球形硅基光学微腔是一种新型的硅基微纳光子学材料。由于硅的高折射率性质，球形硅基光学微腔可以在三维强局域光场，具有优异的光学共振腔等光物理特性。结合材料本征的半导体性质以及表面异质结构设计，本项目拟同时在实验和理论上研究球形硅基光学微腔中的光电转换效应，揭示具有三维光学共振特性的硅基光子材料对硅光电转换效应的关键影响因素和增强机理，并分析其在新型微纳光电功能材料和器件等方面的应用前景。具体来说，在前期工作的基础上，我们将优化材料的制备工艺，结合实际的硅材料光学参数设计对可见和近红外光具有强吸收能力的基于球形硅基光学微腔的复杂二维和三维光学结构。同时，我们将利用热力学精细平衡理论，分析所设计的复杂光学结构对太阳能吸收和光电转换效率的影响。最后，我们将引入表面异质结构，测试所制备材料的光电转换性能。本项目所研究的新型光学硅基材料中的光电转换效应将为相关方向的发展提供一定的理论和实验依据。
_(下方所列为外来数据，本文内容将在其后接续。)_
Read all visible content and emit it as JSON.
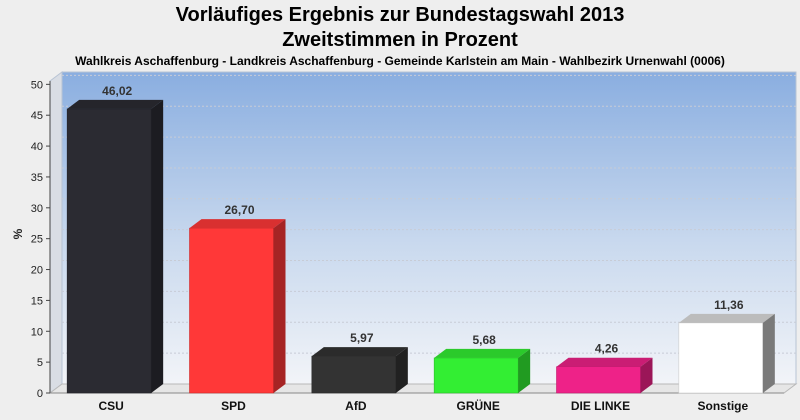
{
  "title": "Vorläufiges Ergebnis zur Bundestagswahl 2013",
  "subtitle": "Zweitstimmen in Prozent",
  "description": "Wahlkreis Aschaffenburg - Landkreis Aschaffenburg - Gemeinde Karlstein am Main - Wahlbezirk Urnenwahl (0006)",
  "chart_data": {
    "type": "bar",
    "title": "Vorläufiges Ergebnis zur Bundestagswahl 2013",
    "subtitle": "Zweitstimmen in Prozent",
    "xlabel": "",
    "ylabel": "%",
    "ylim": [
      0,
      52
    ],
    "yticks": [
      0,
      5,
      10,
      15,
      20,
      25,
      30,
      35,
      40,
      45,
      50
    ],
    "grid": true,
    "categories": [
      "CSU",
      "SPD",
      "AfD",
      "GRÜNE",
      "DIE LINKE",
      "Sonstige"
    ],
    "values": [
      46.02,
      26.7,
      5.97,
      5.68,
      4.26,
      11.36
    ],
    "value_labels": [
      "46,02",
      "26,70",
      "5,97",
      "5,68",
      "4,26",
      "11,36"
    ],
    "colors": [
      "#2b2b32",
      "#ff3838",
      "#333333",
      "#33ee33",
      "#ee2288",
      "#ffffff"
    ]
  }
}
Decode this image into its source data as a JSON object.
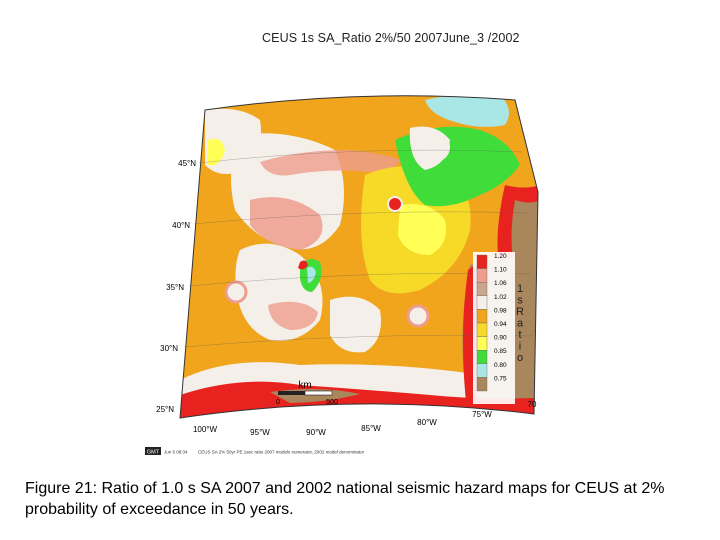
{
  "title": "CEUS 1s SA_Ratio 2%/50 2007June_3 /2002",
  "latitude_labels": [
    "45°N",
    "40°N",
    "35°N",
    "30°N",
    "25°N"
  ],
  "longitude_labels": [
    "100°W",
    "95°W",
    "90°W",
    "85°W",
    "80°W",
    "75°W",
    "70"
  ],
  "scale_bar": {
    "unit": "km",
    "start": "0",
    "end": "500"
  },
  "legend": {
    "title_chars": [
      "1",
      "s",
      "R",
      "a",
      "t",
      "i",
      "o"
    ],
    "items": [
      {
        "label": "1.20",
        "color": "#e8231f"
      },
      {
        "label": "1.10",
        "color": "#ef9d8e"
      },
      {
        "label": "1.06",
        "color": "#c9a68c"
      },
      {
        "label": "1.02",
        "color": "#f4efe9"
      },
      {
        "label": "0.98",
        "color": "#f0a51c"
      },
      {
        "label": "0.94",
        "color": "#f7d928"
      },
      {
        "label": "0.90",
        "color": "#ffff55"
      },
      {
        "label": "0.85",
        "color": "#3fdc3a"
      },
      {
        "label": "0.80",
        "color": "#a9e7e6"
      },
      {
        "label": "0.75",
        "color": "#a9865c"
      }
    ]
  },
  "gmt_stamp": {
    "logo": "GMT",
    "date": "Jun  5 08:34",
    "text": "CEUS SA 2% 50yr PE 1sec ratio 2007 models numerator, 2002 model denominator"
  },
  "colors": {
    "orange": "#f0a51c",
    "white_zone": "#f4efe9",
    "pink": "#ef9d8e",
    "red": "#e8231f",
    "yellow": "#f7d928",
    "light_yellow": "#ffff55",
    "green": "#3fdc3a",
    "cyan": "#a9e7e6",
    "brown": "#a9865c"
  },
  "caption": "Figure 21: Ratio of 1.0 s SA 2007 and 2002 national seismic hazard maps for CEUS at 2% probability of exceedance in 50 years."
}
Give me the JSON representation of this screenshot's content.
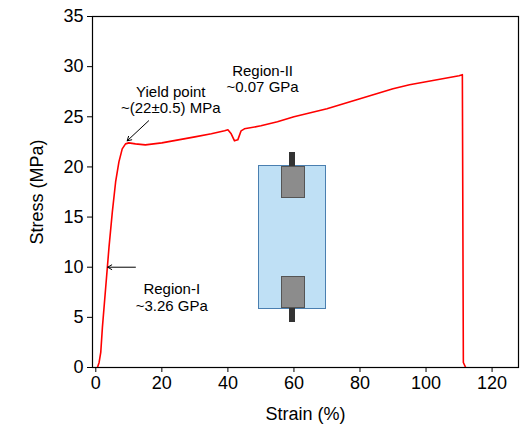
{
  "chart_data": {
    "type": "line",
    "x_label": "Strain (%)",
    "y_label": "Stress (MPa)",
    "xlim": [
      -1,
      128
    ],
    "xticks": [
      0,
      20,
      40,
      60,
      80,
      100,
      120
    ],
    "ylim": [
      0,
      35
    ],
    "yticks": [
      0,
      5,
      10,
      15,
      20,
      25,
      30,
      35
    ],
    "color": "#ff0000",
    "x": [
      0.5,
      1,
      1.5,
      2,
      3,
      4,
      5,
      6,
      7,
      8,
      9,
      10,
      12,
      15,
      20,
      25,
      30,
      35,
      39,
      40,
      41,
      42,
      43,
      44,
      45,
      50,
      55,
      60,
      65,
      70,
      75,
      80,
      85,
      90,
      95,
      100,
      105,
      110,
      111,
      111.3,
      112
    ],
    "values": [
      0,
      0.5,
      1.5,
      4,
      8,
      12,
      15.5,
      18.5,
      20.5,
      21.8,
      22.3,
      22.4,
      22.3,
      22.2,
      22.4,
      22.7,
      23,
      23.3,
      23.6,
      23.7,
      23.3,
      22.6,
      22.7,
      23.6,
      23.8,
      24.1,
      24.5,
      25,
      25.4,
      25.8,
      26.3,
      26.8,
      27.3,
      27.8,
      28.2,
      28.5,
      28.8,
      29.1,
      29.2,
      0.5,
      0
    ],
    "annotations": [
      {
        "lines": [
          "Yield point",
          "~(22±0.5) MPa"
        ],
        "x": 22.7,
        "y": 26.7,
        "arrow_from": [
          16,
          24.6
        ],
        "arrow_to": [
          9.5,
          22.6
        ]
      },
      {
        "lines": [
          "Region-II",
          "~0.07 GPa"
        ],
        "x": 50.5,
        "y": 28.8
      },
      {
        "lines": [
          "Region-I",
          "~3.26 GPa"
        ],
        "x": 23,
        "y": 7,
        "arrow_from": [
          12,
          10
        ],
        "arrow_to": [
          3.6,
          10
        ]
      }
    ]
  }
}
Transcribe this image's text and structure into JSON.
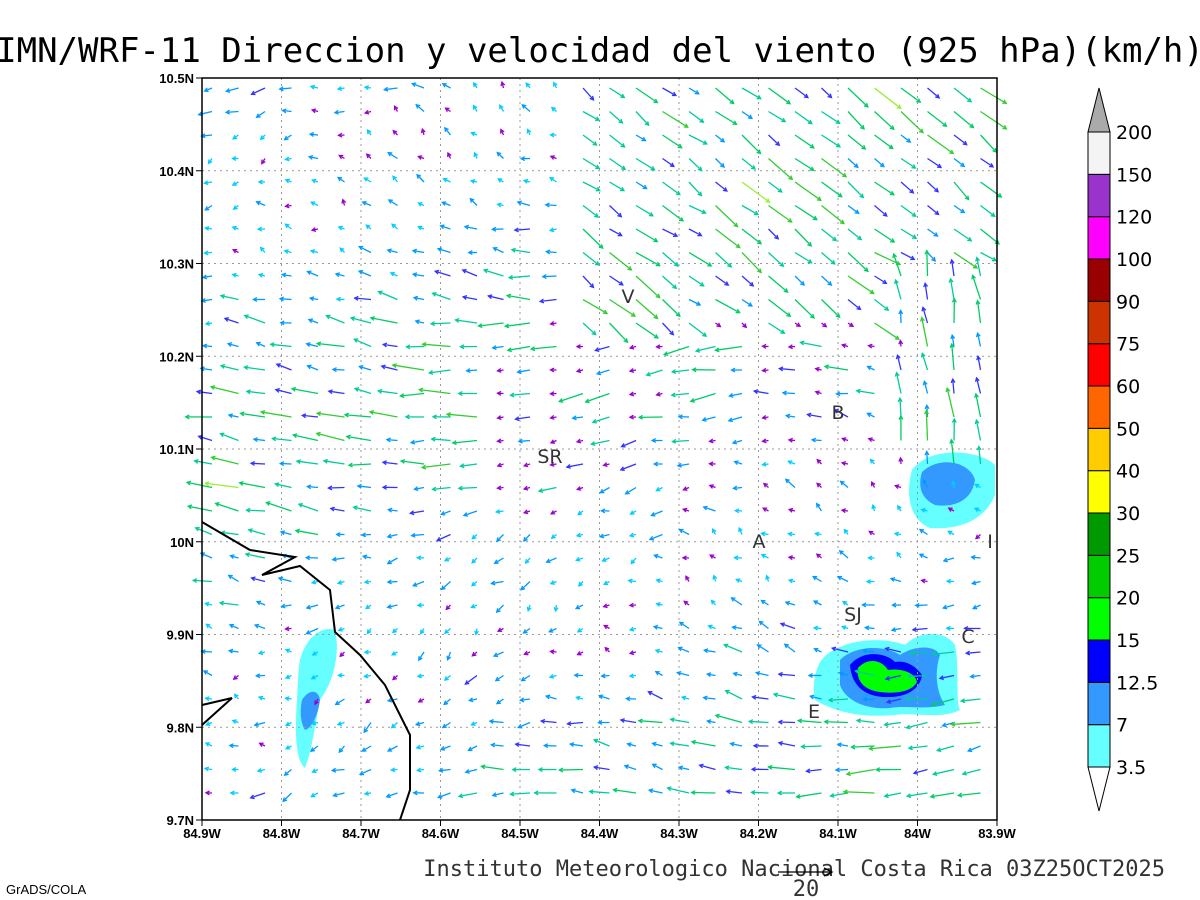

Spherical silicon micro- and nano optical cavity is a new kind of silicon based photonic material. Due to the high refractive index of silicon, it is able to strongly trap light in 3D, and thus is expected to be an optical resonance cavity with high performance. Further considering the intrinsic semiconductor properties of silicon and the design of the surface heterogeneous structure, this project will study both experimentally and theoretically the photo-electric conversion effects of the spherical silicon micro- and nano- photonic cavity based materials. It is expected that the key factors and the mechanism of the enhancements of the photo-electric conversion based on 3D silicon photonic resonators can be revealed, and related potential applications in new generation micro- and nano- opto-electric functional materials and devices can be discussed. Specifically speaking, based on our previous works, we will optimize the fabrication method, and design a new 2D or 3D spherical silicon micro- and nano- optical cavity based photonic materials which have high absorption efficiency in visible and near-infrared region according to the real silicon optical parameters. We will also analysis the solar energy absorption and conversion efficiency of our designed silicon photonic materials by using the detailed balance thermodynamic theory. Last but not the least, with the design of surface heterogeneous structure, we will fabricate the materials and measure the photo-electric conversion properties. This project could consequently provide theoretical as well as experimental results for the development of the related research directions.